De fato, o nosso ativismo tem sido provedor de vínculos de reciprocidade entre as mulheres que estão na luta e espaço precioso de formação feminista, ampliando a experiência e aprofundando a estratégia do cuidado solidário e da solidariedade cuidadosa.

Sobrevivemos. Estamos sobrevivendo. Inventando outras formas de viver, de nos relacionar, tanto nas relações mais íntimas como nos espaços coletivos. Fomos buscando nos entender, nos reconhecer e nos acolher no meio da pandemia, durante o isolamento, e em meio à crise politica-social-econômica-ambiental em que ainda estamos imersas.

A crise e a pandemia exigiram e ainda estão exigindo de nós sangue frio e coração quente pra lidar com tantas incertezas, lutos, riscos, fomes… Para quem é ativista, para quem se indigna com as injustiças e se move para o bem comum, a certeza de não estar só, de poder se sustentar em laços fortes, nas lutas coletivas, em confiança mútua, cuidado solidário e afetos revolucionários dá fôlego e sentido à vida. Dá esperança e renova o ânimo para as batalhas pelo bem-viver.

Nesse contexto tão pesado, ser ativista feminista antirracista, manter vínculos fortes de pertencimento a um coletivo, a um movimento social, estar em redes que sustentam e cuidam da vida, ser Tecelã do Cuidado1, tem revigorado as nossas forças vitais. Estamos criando novos laços, novas conexões, amenizando dificuldades, antes que a privação das condições materiais e afetivas indispensáveis à vida aniquilem algumas companheiras, principalmente aquelas entre nós que já vivem em condições de muitíssima vulnerabilização. Mas a batalha contra o fascismo é muito desigual. As feridas das violências patriarcal, racista, brancocêntrica, ainda se abrem e a todo momento sangram nos corpos de mulheres negras, indígenas, trabalhadoras, periféricas, LBTQIA+, doem, acuam, envergonham, exploram, não nos dão descanso.

O cuidado coletivo, o afeto amoroso, o reconhecimento d@ outr@ e de suas necessidades de acolhimento, são alguns cicatrizantes que as mulheres conhecem e compartilham para cuidar dos outros. Contudo, o domínio dessa capacidade pelas mulheres, indispensável à sobrevivência da espécie humana, sempre foi invisibilizado, desvalorizado, desqualificado, estigmatizado pelas sociedades patriarcais e racistas em suas várias formas.
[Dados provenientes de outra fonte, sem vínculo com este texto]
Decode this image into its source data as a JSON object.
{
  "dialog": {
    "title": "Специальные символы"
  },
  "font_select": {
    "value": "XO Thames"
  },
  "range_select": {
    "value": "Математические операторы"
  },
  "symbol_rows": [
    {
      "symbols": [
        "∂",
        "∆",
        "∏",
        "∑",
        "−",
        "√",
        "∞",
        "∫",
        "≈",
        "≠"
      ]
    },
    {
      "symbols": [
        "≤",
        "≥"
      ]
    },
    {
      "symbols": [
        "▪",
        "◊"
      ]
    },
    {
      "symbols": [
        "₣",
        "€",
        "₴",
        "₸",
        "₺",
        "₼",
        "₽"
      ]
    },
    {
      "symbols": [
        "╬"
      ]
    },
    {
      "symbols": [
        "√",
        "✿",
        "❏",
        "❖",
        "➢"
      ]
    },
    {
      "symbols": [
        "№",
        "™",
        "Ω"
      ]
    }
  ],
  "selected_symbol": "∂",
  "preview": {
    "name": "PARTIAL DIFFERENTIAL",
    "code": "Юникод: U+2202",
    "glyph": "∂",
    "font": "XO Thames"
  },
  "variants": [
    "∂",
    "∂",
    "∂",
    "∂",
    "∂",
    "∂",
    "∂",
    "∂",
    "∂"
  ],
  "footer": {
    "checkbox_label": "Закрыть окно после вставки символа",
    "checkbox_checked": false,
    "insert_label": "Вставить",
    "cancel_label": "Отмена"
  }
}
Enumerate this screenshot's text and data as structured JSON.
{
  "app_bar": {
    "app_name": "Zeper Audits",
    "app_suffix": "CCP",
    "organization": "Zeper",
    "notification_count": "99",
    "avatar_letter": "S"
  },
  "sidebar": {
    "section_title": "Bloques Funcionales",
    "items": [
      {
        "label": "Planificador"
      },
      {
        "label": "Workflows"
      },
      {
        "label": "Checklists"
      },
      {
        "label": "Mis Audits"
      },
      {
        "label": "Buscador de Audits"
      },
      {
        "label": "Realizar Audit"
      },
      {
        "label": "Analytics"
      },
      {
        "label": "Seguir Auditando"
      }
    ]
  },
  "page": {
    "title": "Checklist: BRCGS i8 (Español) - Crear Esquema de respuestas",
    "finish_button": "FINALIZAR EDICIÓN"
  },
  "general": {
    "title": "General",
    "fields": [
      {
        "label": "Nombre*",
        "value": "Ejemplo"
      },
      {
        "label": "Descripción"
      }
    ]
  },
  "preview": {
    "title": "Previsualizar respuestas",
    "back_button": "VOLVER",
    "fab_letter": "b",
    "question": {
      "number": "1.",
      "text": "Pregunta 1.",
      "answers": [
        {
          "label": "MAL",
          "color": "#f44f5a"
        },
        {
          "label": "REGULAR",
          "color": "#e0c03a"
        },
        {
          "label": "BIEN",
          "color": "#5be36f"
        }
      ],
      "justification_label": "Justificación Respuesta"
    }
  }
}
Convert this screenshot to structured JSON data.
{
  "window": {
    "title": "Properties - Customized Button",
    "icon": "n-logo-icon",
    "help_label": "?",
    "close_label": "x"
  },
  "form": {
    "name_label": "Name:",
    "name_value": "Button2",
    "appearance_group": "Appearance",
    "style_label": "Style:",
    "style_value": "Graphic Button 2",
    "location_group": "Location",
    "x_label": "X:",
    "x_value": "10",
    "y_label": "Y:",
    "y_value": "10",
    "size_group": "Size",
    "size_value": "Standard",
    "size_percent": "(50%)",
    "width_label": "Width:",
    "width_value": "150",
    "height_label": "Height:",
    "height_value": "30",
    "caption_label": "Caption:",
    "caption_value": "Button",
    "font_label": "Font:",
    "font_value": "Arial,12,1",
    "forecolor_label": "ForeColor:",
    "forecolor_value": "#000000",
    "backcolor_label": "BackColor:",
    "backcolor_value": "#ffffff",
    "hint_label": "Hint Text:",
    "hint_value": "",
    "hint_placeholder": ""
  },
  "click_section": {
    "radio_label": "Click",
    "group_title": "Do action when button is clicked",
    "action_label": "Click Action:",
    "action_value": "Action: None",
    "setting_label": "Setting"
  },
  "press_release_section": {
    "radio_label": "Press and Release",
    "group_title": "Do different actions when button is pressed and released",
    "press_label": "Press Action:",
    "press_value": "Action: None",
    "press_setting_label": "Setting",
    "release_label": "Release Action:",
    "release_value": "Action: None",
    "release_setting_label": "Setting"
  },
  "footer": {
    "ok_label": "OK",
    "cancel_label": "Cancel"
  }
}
A verdade é que os vínculos que sustentam a individualidade de cada um@ na sociedade são criados e mantidos pelas mulheres. A falsa ideia de uma individualidade independente2 é invenção milenar do racismo patriarcal, atualizada nesses tempos de individualismo neoliberal. E não tem outro objetivo senão esconder a dependência dos patriarcas e dos outros homens aspirantes a esse posto para conservar seus micro e macro poderes e lucros, seja nas grandes corporações transnacionais, no sistema político ou na intimidade das famílias.

O ativismo feminista antirracista de mulheres negras e indígenas ao ressignificar o cuidado e se apropriar da sua potência para os processos de transformação ecossocial que engendramos dar uma guinada, posicionando o cuidado não mais como lugar de submissão das mulheres e, sim, de emancipação.

A fibra do afeto, da amizade, do respeito, da amorosidade, da solidariedade cuidadosa, do autocuidado, da reciprocidade no cuidado coletivo, vem tecendo redes fortes de ativismo, por onde a trama da transformação ecossocial vai se expandindo, pelo autocuidado, pelo cuidado com as outras/os/es e por ser cuidada por elas/es, por cuidar dos Comuns e da Pachamama e ser por elas cuidada.


1 Cfemea. Rodas virtuais de autocuidado e cuidado entre ativistas – https://www.cfemea.org.br/images/stories/publicacoes/rodas_virtuais_autocuidado_cuidado_entre_ativistas.pdf

2 HERNANDO, Almudena. La fantasía de la individualidad – sobre la construcción sociohistórica del sujeto moderno. Madrid, 2012. Ler aqui.